A group of Northern Virginia residents concerned about past problems with electronic voting machines urged a state panel last week to require localities to use devices that allow voters to see an automatically generated paper record of their selections.
Testifying at a packed public hearing at the state Capitol, the group told a legislative subcommittee studying new electronic voting equipment that such paper records are needed to boost confidence in the electoral process. Many people have said that confidence has eroded since the disputed 2000 presidential election and the 2003 Fairfax County elections, when some voting machines failed.
Such a system would "provide critical protections for voters," said Donald Wells, a member of Virginia Verified Voting, an Arlington group that advocates the use of a backup paper-ballot system. The group is urging Virginia officials to impose a moratorium on the purchase of paperless electronic voting machines.
"The visual verification of the paper audit trail by the voter . . . will rapidly detect malfunctioning voting machines so that they can be taken off-line," Wells said.
The subcommittee, chaired by Del. Timothy D. Hugo (R-Fairfax), has been examining voting machine issues for about two years. The panel -- made up of state lawmakers, local-level election officials and residents -- is considering requiring a "voter-verified" paper audit trail for voting equipment. It is scheduled to make recommendations in November.
"What we're doing today is trying to make sure that all voters and all candidates continue to have supreme confidence in the system," Hugo said at the Aug. 22 hearing. He said the committee would solicit more recommendations from experts and residents.
Under the federal Help America Vote Act, Virginia has received about $30 million to replace outdated voting equipment such as punch-card machines, said Jean Jensen, secretary of the Virginia State Board of Elections. The older machines must be replaced by Jan. 1, and 87 of Virginia's 90 jurisdictions have updated their machines, Jensen said.
Virginia localities have turned to touch-screen machines that do not generate a paper record of vote tallies, Jensen said. But the technology allows for a box that is similar to a printer to be attached to the touch-screen machine. The boxes display paper slips resembling ATM receipts that show voters how their choices were recorded. The records are stored within the machines and then, depending on the state, filed by election officials.
Of the large Northern Virginia jurisdictions, Alexandria and Arlington, Prince William and Fairfax counties have bought the new electronic machines, which look like laptop computers. Voters in Loudoun County fill out paper ballots and insert them into optical scanner machines; if necessary, the retained ballots can be used to verify the machine totals.
Several speakers during last week's hearing referred to widespread problems with voting machines that delayed local election results in Fairfax County in 2003. At least 154 machines crashed or had power or printing problems; 10 machines broke down completely. In some cases voters said they believed their votes were not recorded, although election officials maintained that every vote was counted.
Such issues have flared across the country. In Maryland, a nonprofit group has fought unsuccessfully to persuade the state to implement voter-verified paper records that could be used in a manual recount. The Maryland Supreme Court has upheld a lower court's ruling that Maryland had adequately ensured "the security and secrecy of ballots" without a paper trail. About two dozen states have paper-trail procedures.
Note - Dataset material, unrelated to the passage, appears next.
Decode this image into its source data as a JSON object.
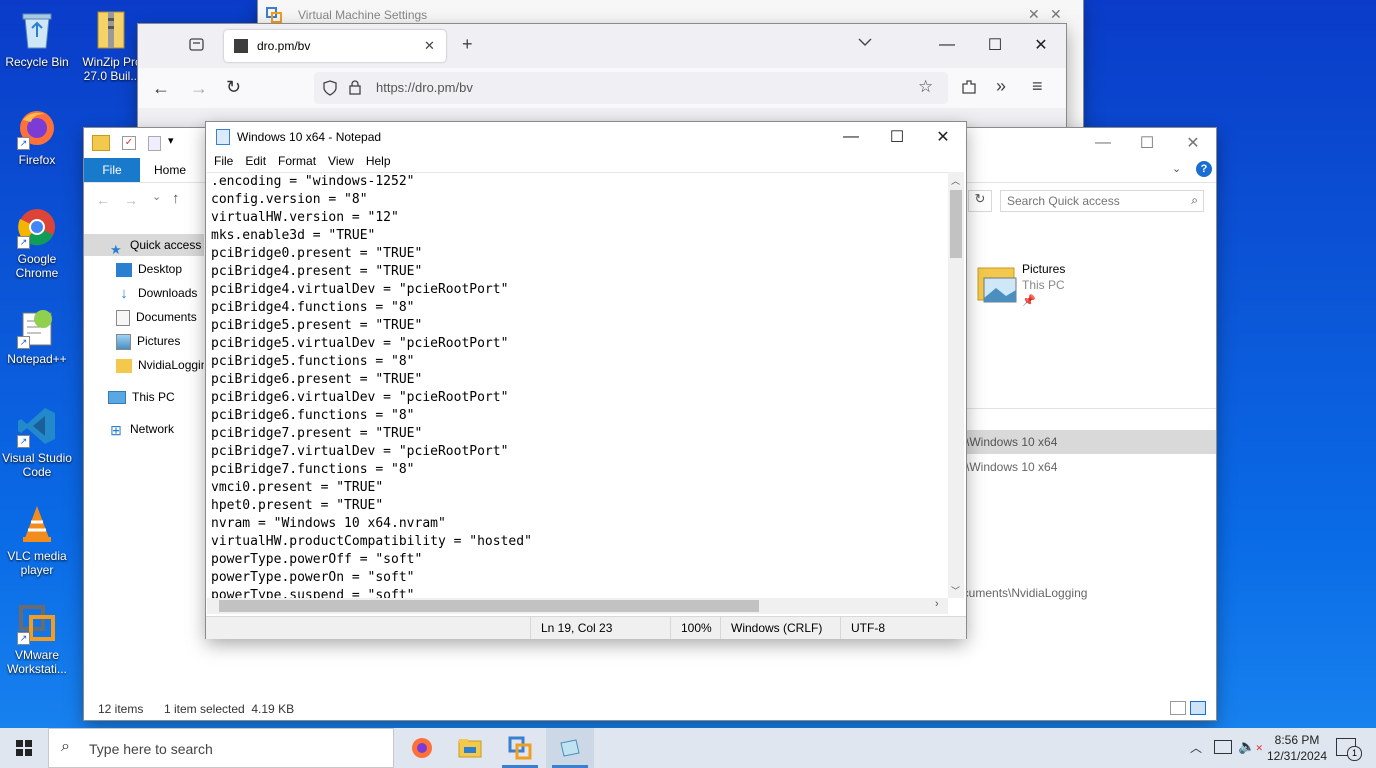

There have been legislative efforts in Virginia and at the federal level to require such immediate backup paper audits, but none have succeeded.
Jensen said the State Board of Elections must approve all the machines bought in Virginia. Jensen said she would use the findings from the subcommittee to help her determine whether to recommend the paper trail technology. She said she is generally skeptical that a paper audit system would address all the concerns raised during the hearing.
"People consistently blame the machines, but the problems that they often talk about are really human . . . error," she said. "I understand the concerns about electronic voting, but I haven't seen a [paper backup] system that adds to the efficiency of the voting process."
Still, speaker after speaker said last week that Virginia needs to invest in technology that allows for a paper backup for future electronic voting machines.
"Computer systems are fragile. Computer systems are hard to secure, therefore, we cannot rely solely on a computer system using only electronic storage to provide accurate election results," Aaron Temin of Reston told the panel. "A voter-verified permanent result is essential for valid elections, one that voters can trust the reported outcome."